The vast majority of information learned was subsequently developed and introduced into the Department of Anatomical at the Royal Hobart Hospital. Immunohistochemistry was established as a major diagnostic tool for tumour diagnosis at the Royal Hobart Hospital and was arguably the first Public Hospital in Australia to introduce this service. The Dept of Anatomical Pathology established a statewide service in this area for both the public and private sectors.

Acrylic resin embedding methods were developed for kidney biopsy diagnostic work and this became a statewide service as well for both the public and private sectors.

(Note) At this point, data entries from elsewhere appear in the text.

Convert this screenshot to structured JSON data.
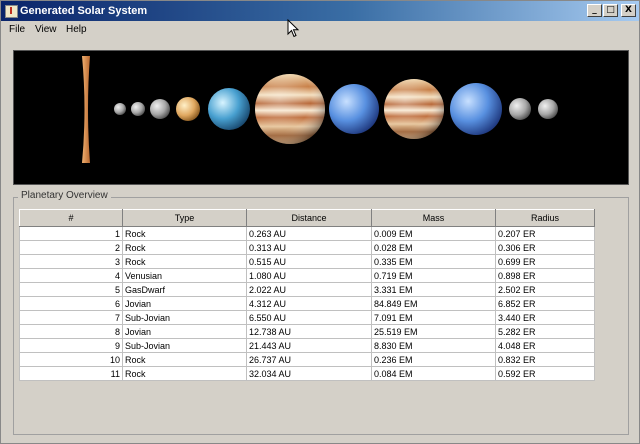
{
  "window": {
    "title": "Generated Solar System",
    "buttons": {
      "minimize": "_",
      "maximize": "□",
      "close": "X"
    }
  },
  "menu": [
    "File",
    "View",
    "Help"
  ],
  "overview": {
    "label": "Planetary Overview",
    "columns": [
      "#",
      "Type",
      "Distance",
      "Mass",
      "Radius"
    ],
    "rows": [
      [
        "1",
        "Rock",
        "0.263 AU",
        "0.009 EM",
        "0.207 ER"
      ],
      [
        "2",
        "Rock",
        "0.313 AU",
        "0.028 EM",
        "0.306 ER"
      ],
      [
        "3",
        "Rock",
        "0.515 AU",
        "0.335 EM",
        "0.699 ER"
      ],
      [
        "4",
        "Venusian",
        "1.080 AU",
        "0.719 EM",
        "0.898 ER"
      ],
      [
        "5",
        "GasDwarf",
        "2.022 AU",
        "3.331 EM",
        "2.502 ER"
      ],
      [
        "6",
        "Jovian",
        "4.312 AU",
        "84.849 EM",
        "6.852 ER"
      ],
      [
        "7",
        "Sub-Jovian",
        "6.550 AU",
        "7.091 EM",
        "3.440 ER"
      ],
      [
        "8",
        "Jovian",
        "12.738 AU",
        "25.519 EM",
        "5.282 ER"
      ],
      [
        "9",
        "Sub-Jovian",
        "21.443 AU",
        "8.830 EM",
        "4.048 ER"
      ],
      [
        "10",
        "Rock",
        "26.737 AU",
        "0.236 EM",
        "0.832 ER"
      ],
      [
        "11",
        "Rock",
        "32.034 AU",
        "0.084 EM",
        "0.592 ER"
      ]
    ]
  },
  "planets_view": [
    {
      "kind": "sun-edge"
    },
    {
      "kind": "rock"
    },
    {
      "kind": "rock"
    },
    {
      "kind": "rock"
    },
    {
      "kind": "venusian"
    },
    {
      "kind": "gas-dwarf"
    },
    {
      "kind": "jovian"
    },
    {
      "kind": "sub-jovian"
    },
    {
      "kind": "jovian"
    },
    {
      "kind": "sub-jovian"
    },
    {
      "kind": "rock"
    },
    {
      "kind": "rock"
    }
  ],
  "colors": {
    "title_start": "#0a246a",
    "title_end": "#a6caf0",
    "rock": "#b8b8b8",
    "venusian": "#e0b070",
    "gas_dwarf": "#4aa0d8",
    "jovian": "#c87840",
    "sub_jovian": "#5590e0",
    "sun": "#d8904a"
  }
}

Epoxy resin embedding methods were developed and introduced for metabolic bone disease assessment and this became a statewide service for both the public and private sectors.

I set up and ran immunohistochemistry courses and workshops for scientific staff working in histopathology laboratories in Tasmania which eventually enabled them to carry out immunohistochemical investigations in their own laboratories.

I spent years advising and training University of Tasmania post graduate students in the use of immunohistochemistry for their research projects.

I spent many years as a guest speaker on immunohistochemistry at scientific meetings across Australia and lectured immunohistochemistry to undergraduates at the University of Tasmania.

I wrote a text book on immunohistochenistry and two chapters in another text book as well as a number of scientific papers in peer reviewed international journals.

Without the wonderful privilege of being awarded this Churchill Fellowship most of the above achievements wouldn’t have happened.